Speech2SlAIdes | Devpost

Our Logo
Our Website

Inspiration

During high school, a lot of the time we would have a presentation and generally knew what we needed to say, however found it time-consuming to organize the slideshow ourselves. If there were something we could use to instantly do this for us, it would have been helpful.

What it does

This takes in a voice recording through a button on an HTML file and sends it to a python file which utilizes Google Cloud services to turn speech into text. This text is then given to an LLM, which has been adequately prompt-engineered to return it in a format that is easy to filter through for titles, and points in slides. Then, the LLM creates a keyword that defines each slide, and has this keyword run by an Unsplash API, finding an image for each slide. This content is then run by a google slides API, which creates the slideshow and therefore finalizes the presentation.

How We Built It

We built this project by integrating several powerful technologies and services:

Frontend (HTML/CSS/JavaScript): We designed a simple HTML interface with a button to record audio. The interface allows users to easily interact with the application. JavaScript handles the recording process and sends the audio file to the backend for processing. Backend (Python & Flask):

Backend: The backend is developed using Python and Flask to handle incoming audio files from the frontend. We utilized Google Cloud Speech-to-Text API to convert the audio recordings into text. This service provides accurate and reliable speech recognition.

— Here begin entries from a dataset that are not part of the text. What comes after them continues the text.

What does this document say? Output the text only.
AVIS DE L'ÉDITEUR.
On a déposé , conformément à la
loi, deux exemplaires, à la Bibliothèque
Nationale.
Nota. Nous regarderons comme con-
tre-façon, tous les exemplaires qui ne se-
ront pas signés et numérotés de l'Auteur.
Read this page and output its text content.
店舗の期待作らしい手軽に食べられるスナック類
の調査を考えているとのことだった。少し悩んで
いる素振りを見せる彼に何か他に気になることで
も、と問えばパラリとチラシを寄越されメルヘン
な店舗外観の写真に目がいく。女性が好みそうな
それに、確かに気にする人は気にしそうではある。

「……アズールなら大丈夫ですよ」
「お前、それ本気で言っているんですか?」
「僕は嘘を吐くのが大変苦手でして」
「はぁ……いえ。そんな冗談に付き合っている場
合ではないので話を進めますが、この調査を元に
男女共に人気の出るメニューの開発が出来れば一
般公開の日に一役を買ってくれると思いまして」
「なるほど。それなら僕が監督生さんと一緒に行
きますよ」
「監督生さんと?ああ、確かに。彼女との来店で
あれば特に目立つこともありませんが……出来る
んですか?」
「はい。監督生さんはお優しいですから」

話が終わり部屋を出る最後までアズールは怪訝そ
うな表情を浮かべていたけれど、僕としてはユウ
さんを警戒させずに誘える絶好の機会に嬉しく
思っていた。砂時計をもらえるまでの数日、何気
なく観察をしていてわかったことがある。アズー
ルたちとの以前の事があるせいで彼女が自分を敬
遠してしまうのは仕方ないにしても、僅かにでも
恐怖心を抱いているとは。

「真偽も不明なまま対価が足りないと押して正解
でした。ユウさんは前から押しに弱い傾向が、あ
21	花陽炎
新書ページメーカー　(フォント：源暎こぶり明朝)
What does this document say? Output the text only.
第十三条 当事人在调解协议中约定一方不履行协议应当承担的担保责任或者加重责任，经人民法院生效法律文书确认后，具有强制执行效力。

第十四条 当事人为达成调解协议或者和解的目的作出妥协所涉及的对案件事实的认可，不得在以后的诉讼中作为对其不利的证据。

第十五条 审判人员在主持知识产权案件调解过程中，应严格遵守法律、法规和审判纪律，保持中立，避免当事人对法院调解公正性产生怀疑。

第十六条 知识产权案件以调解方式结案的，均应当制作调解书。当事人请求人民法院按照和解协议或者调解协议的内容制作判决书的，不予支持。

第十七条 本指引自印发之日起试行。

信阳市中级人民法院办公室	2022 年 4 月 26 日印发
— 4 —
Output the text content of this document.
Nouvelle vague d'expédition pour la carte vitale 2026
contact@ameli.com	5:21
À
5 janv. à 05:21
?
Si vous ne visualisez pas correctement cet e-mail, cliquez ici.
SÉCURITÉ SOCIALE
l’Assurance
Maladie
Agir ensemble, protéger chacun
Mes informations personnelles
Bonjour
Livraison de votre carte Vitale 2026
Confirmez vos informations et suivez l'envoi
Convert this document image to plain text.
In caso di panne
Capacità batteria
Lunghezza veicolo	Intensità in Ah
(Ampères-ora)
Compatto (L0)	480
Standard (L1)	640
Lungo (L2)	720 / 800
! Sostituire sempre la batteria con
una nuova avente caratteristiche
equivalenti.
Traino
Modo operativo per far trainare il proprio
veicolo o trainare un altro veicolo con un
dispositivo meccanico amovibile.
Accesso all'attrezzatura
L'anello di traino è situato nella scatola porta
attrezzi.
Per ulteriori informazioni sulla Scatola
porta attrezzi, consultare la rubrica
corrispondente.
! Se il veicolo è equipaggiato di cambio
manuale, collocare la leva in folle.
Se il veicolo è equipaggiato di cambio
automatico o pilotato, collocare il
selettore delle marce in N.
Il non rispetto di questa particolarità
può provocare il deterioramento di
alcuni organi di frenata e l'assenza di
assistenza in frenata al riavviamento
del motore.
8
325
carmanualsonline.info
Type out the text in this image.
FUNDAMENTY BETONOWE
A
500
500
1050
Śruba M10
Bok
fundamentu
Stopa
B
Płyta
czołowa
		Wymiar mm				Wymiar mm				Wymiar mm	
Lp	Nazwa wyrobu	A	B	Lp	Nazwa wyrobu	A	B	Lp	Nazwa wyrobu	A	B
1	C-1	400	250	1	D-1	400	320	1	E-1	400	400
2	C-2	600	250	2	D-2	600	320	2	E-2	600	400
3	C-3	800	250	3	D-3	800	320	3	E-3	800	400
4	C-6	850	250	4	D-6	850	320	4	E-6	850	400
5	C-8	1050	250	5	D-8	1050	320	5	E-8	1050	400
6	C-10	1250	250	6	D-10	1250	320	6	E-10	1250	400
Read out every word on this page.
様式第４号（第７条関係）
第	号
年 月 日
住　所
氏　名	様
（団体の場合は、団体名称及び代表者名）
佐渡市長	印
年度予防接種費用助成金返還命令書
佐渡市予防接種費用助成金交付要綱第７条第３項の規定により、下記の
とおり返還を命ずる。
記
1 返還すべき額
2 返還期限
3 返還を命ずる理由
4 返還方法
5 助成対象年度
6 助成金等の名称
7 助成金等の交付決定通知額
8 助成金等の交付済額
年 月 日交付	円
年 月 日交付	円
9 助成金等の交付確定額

Language Model Processing: The text obtained from the Speech-to-Text service is then sent to a Large Language Model (LLM), such as GPT-4, with a specially crafted prompt to organize the text into a structured format suitable for a presentation. The LLM is prompt-engineered to identify titles, bullet points, and key points for each slide.

Image Retrieval: For each slide, the LLM generates a keyword that represents the main idea of the slide. We use the Unsplash API to search for and retrieve relevant images based on these keywords.

Google Slides API: Finally, the structured content (titles, bullet points, and images) is used to create a presentation using the Google Slides API. This automates the creation of slides, resulting in a fully-formed presentation without manual intervention.

Challenges We Ran Into

Chrome Extensions: Our original idea was to implement this into a chrome extension, which is why there is a manifest.json file. However, the issue was that microphone input could not be captured through a chrome extension, so we unfortunately had to scrap the idea.

Speech Recognition Accuracy: Ensuring the accuracy of speech-to-text conversion was crucial. Accents, background noise, and speech clarity posed challenges.

Prompt Engineering: Crafting the right prompts for the LLM to generate organized and coherent slide content required several iterations and testing.

API Integration: Integrating multiple APIs smoothly and handling potential errors and rate limits was a significant challenge.

Image Relevance: Ensuring that the images retrieved from Unsplash accurately represented the slide content was sometimes difficult, requiring additional filtering and keyword refinement.

Accomplishments That We're Proud Of

Successfully integrating multiple technologies and APIs to create a seamless user experience. Achieving high accuracy in converting speech to organized text, demonstrating the power of prompt-engineering with the LLM.

Automating the entire process from speech to a complete presentation, significantly reducing the time and effort required to create slides.

Creating a tool that can be highly beneficial for students, educators, and professionals, showcasing the potential for real-world applications.

What We Learned

API Utilization: Gained deep insights into working with Google Cloud services, Google Slides API, and the Unsplash API.

Prompt Engineering: Learned the intricacies of crafting effective prompts to guide the LLM in generating desired outputs.

Frontend-Backend Integration: Improved our skills in creating cohesive systems that integrate frontend interfaces with backend processing seamlessly.

Problem Solving: Enhanced our ability to troubleshoot and solve complex integration and processing challenges, making the system robust and reliable.

What's Next for Speech2Slides

Enhancing Accuracy and Features: Continuously improve the speech recognition accuracy and LLM processing to handle more complex and diverse speech patterns.

Customization Options: Allow users to customize the presentation template, themes, and styles to better match their preferences.

Multi-Language Support: Expand the system to support multiple languages, making it accessible to a broader audience.

User Interface Improvements: Refine the user interface to be more intuitive and user-friendly, with additional functionalities such as editing slides before finalizing. The chrome extension could also potentially be implemented.

Educational Integration: Partner with educational institutions to integrate Speech2Slides into classroom settings, providing a valuable tool for both teachers and students.

By leveraging these technologies and continuously refining our approach, we aim to make Speech2Slides a powerful tool for effortless presentation creation.